Капитан задышал уже заметно глубже. Складывалось впечатление, что он спит.
– Тому придется вместе со мной рисковать…
Семарглов взял в руки шлем второго пилота. Рассмотрел, примерил. Нашел на шлеме тумблер. Щелкнул, прислушался.
– Тишина. Связи нет…
– Поищи на верхней панели. Он там хотел включить.
Семарглов поискал.
– Должно быть, это…
Щелкнул тумблером. В шлеме послышался легкий треск и отдаленные голоса. Василий Иванович протянул шлем Вадимирову, чтобы тот вел переговоры с диспетчером.
– Дай шлем… – внезапно с непонятной злобой неизвестно на кого, может быть, на себя, может быть, на ранение, может быть, на судьбу, забросившую его сюда, может быть, даже на старших лейтенантов, взявших на себя обязанности пилотов, прохрипел капитан, к которому снова вернулось сознание. – Подключи ларингофон… И пристегни меня ремнями… Жестко, без жалости… Долетим и сядем, мать вашу… Это я обещаю… Фляжка со спиртом под сиденьем. Налей!.. И за командира тоже…

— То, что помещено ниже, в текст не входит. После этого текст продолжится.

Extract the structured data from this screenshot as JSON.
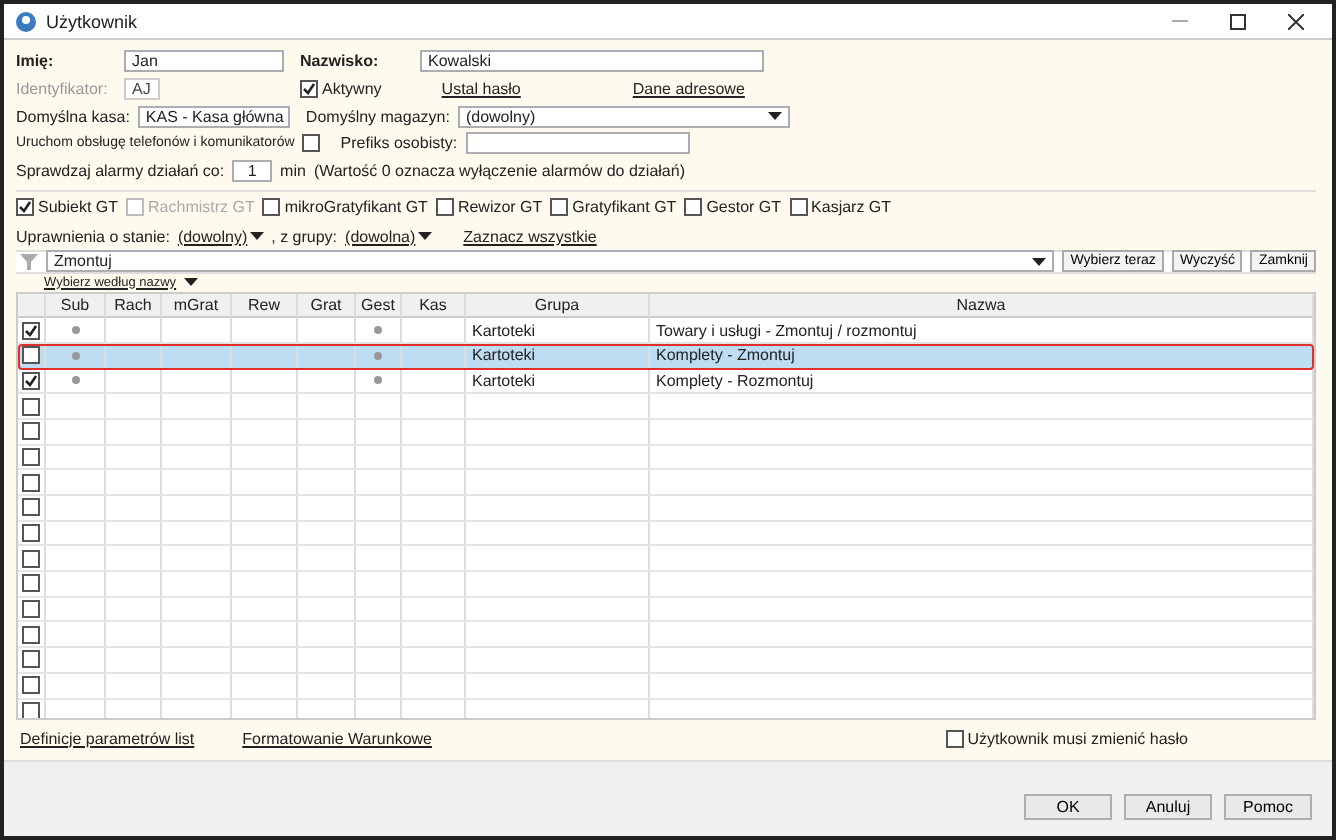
{
  "window": {
    "title": "Użytkownik"
  },
  "form": {
    "first_name": {
      "label": "Imię:",
      "value": "Jan"
    },
    "last_name": {
      "label": "Nazwisko:",
      "value": "Kowalski"
    },
    "identifier": {
      "label": "Identyfikator:",
      "value": "AJ",
      "disabled": true
    },
    "active": {
      "label": "Aktywny",
      "checked": true
    },
    "set_password": "Ustal hasło",
    "address_data": "Dane adresowe",
    "default_cash": {
      "label": "Domyślna kasa:",
      "value": "KAS - Kasa główna"
    },
    "default_warehouse": {
      "label": "Domyślny magazyn:",
      "value": "(dowolny)"
    },
    "phone_service": {
      "label": "Uruchom obsługę telefonów i komunikatorów",
      "checked": false
    },
    "personal_prefix": {
      "label": "Prefiks osobisty:"
    },
    "alarm_check": {
      "label": "Sprawdzaj alarmy działań co:",
      "value": "1",
      "unit": "min",
      "note": "(Wartość 0 oznacza wyłączenie alarmów do działań)"
    }
  },
  "products": [
    {
      "label": "Subiekt GT",
      "checked": true,
      "disabled": false
    },
    {
      "label": "Rachmistrz GT",
      "checked": false,
      "disabled": true
    },
    {
      "label": "mikroGratyfikant GT",
      "checked": false,
      "disabled": false
    },
    {
      "label": "Rewizor GT",
      "checked": false,
      "disabled": false
    },
    {
      "label": "Gratyfikant GT",
      "checked": false,
      "disabled": false
    },
    {
      "label": "Gestor GT",
      "checked": false,
      "disabled": false
    },
    {
      "label": "Kasjarz GT",
      "checked": false,
      "disabled": false
    }
  ],
  "permissions_filter": {
    "state_label": "Uprawnienia o stanie:",
    "state_value": "(dowolny)",
    "group_label": ", z grupy:",
    "group_value": "(dowolna)",
    "select_all": "Zaznacz wszystkie"
  },
  "search": {
    "value": "Zmontuj",
    "mode": "Wybierz według nazwy",
    "buttons": [
      "Wybierz teraz",
      "Wyczyść",
      "Zamknij"
    ]
  },
  "table": {
    "columns": [
      "Sub",
      "Rach",
      "mGrat",
      "Rew",
      "Grat",
      "Gest",
      "Kas",
      "Grupa",
      "Nazwa"
    ],
    "rows": [
      {
        "checked": true,
        "selected": false,
        "dots": [
          true,
          false,
          false,
          false,
          false,
          true,
          false
        ],
        "group": "Kartoteki",
        "name": "Towary i usługi - Zmontuj / rozmontuj"
      },
      {
        "checked": false,
        "selected": true,
        "dots": [
          true,
          false,
          false,
          false,
          false,
          true,
          false
        ],
        "group": "Kartoteki",
        "name": "Komplety - Zmontuj"
      },
      {
        "checked": true,
        "selected": false,
        "dots": [
          true,
          false,
          false,
          false,
          false,
          true,
          false
        ],
        "group": "Kartoteki",
        "name": "Komplety - Rozmontuj"
      },
      {
        "checked": false,
        "selected": false
      },
      {
        "checked": false,
        "selected": false
      },
      {
        "checked": false,
        "selected": false
      },
      {
        "checked": false,
        "selected": false
      },
      {
        "checked": false,
        "selected": false
      },
      {
        "checked": false,
        "selected": false
      },
      {
        "checked": false,
        "selected": false
      },
      {
        "checked": false,
        "selected": false
      },
      {
        "checked": false,
        "selected": false
      },
      {
        "checked": false,
        "selected": false
      },
      {
        "checked": false,
        "selected": false
      },
      {
        "checked": false,
        "selected": false
      },
      {
        "checked": false,
        "selected": false
      }
    ]
  },
  "footer_links": [
    "Definicje parametrów list",
    "Formatowanie Warunkowe"
  ],
  "must_change_password": {
    "label": "Użytkownik musi zmienić hasło",
    "checked": false
  },
  "buttons": [
    "OK",
    "Anuluj",
    "Pomoc"
  ]
}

День уже перевалил за собственный экватор, но белое солнце палило по-прежнему. Камни на солнце раскалились и жгли тело даже через гимнастерку и через штаны. А уж бронежилет вообще стал финской баней персонального ношения. Пришлось его до поры до времени снять, хотя капитан Топорков и знал, что подает этим дурной пример солдатам. Во время операции бронежилеты снимать разрешается только на долговременном отдыхе, когда выставлены посты дальнего наблюдения. Но погода приказных порядков не поддерживает. Дураком надо быть, чтобы порядки принимать всерьез в такое пекло… И если солдатам захочется бронежилеты снять, капитан этого не заметит…

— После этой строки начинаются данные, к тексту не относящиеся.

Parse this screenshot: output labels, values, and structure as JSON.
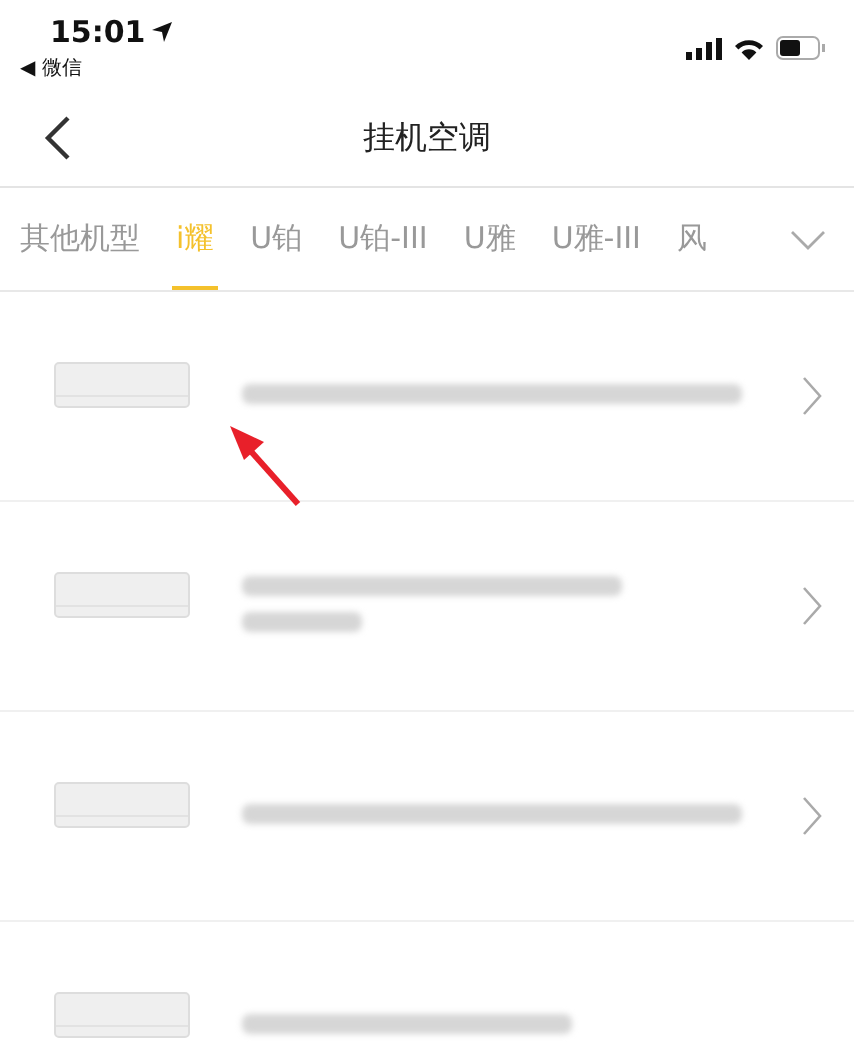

Локти упираться в жесткие горячие камни тоже устали, до боли, до мозолей упираются… У капитана Топоркова бинокль не такой мощный, как у майора Солоухина, советский, не трофейный, но и он позволяет кое-что рассмотреть в подробностях. А сейчас подробности его интересовали даже больше, чем общая численность и военная организация отряда – численность невооруженным глазом определяется, а военная организация не определяется вообще. Потому и возникает интерес к подробностям. Внешне душманы сильно не походили на тех, кого он встречал раньше на этой войне, а встречал он многих и разных, и даже разной национальности, потому что Афган, как Советский Союз, многими культурами славен. Да и вооружением эти отличались. Автоматы были не у всех. Треть состава была вооружена чем попало, несколько человек даже несли с собой длинноствольные ружья, оставшиеся им, должно быть, от предков. А кое-кто вообще шел с кетменем, [19] но нес это орудие гордо, как настоящее оружие.

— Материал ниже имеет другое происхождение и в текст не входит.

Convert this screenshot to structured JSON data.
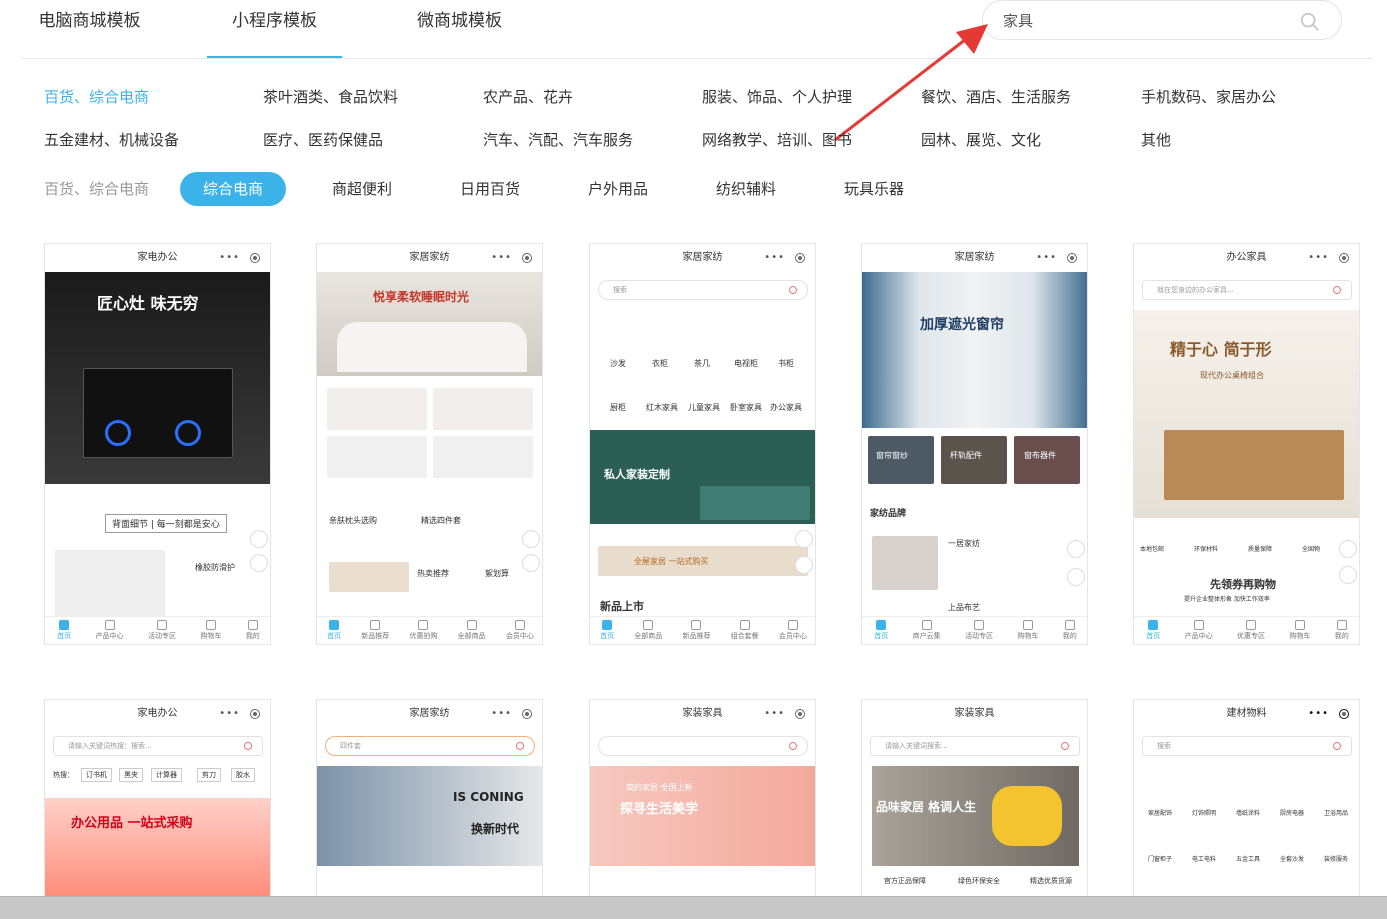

На языке вертелось какое-то сравнение, но никак сорваться, преобразовавшись в слова, не могло. И только когда колонна подошла ближе и рассматривать ее можно было уже без бинокля, Топорков понял, что напоминает она иллюстрацию из книги, прочитанной в детстве про какую-то крестьянскую войну в России. Что за книга, как называется, он уже не помнил. Помнил только иллюстрацию. Там крестьяне тоже шли с тем, что под руку попадет – с косами, серпами, деревянными вилами… И эти, здешние и современные, больше напоминали крестьянское ополчение, чем отряд обученных и хорошо подготовленных душманов.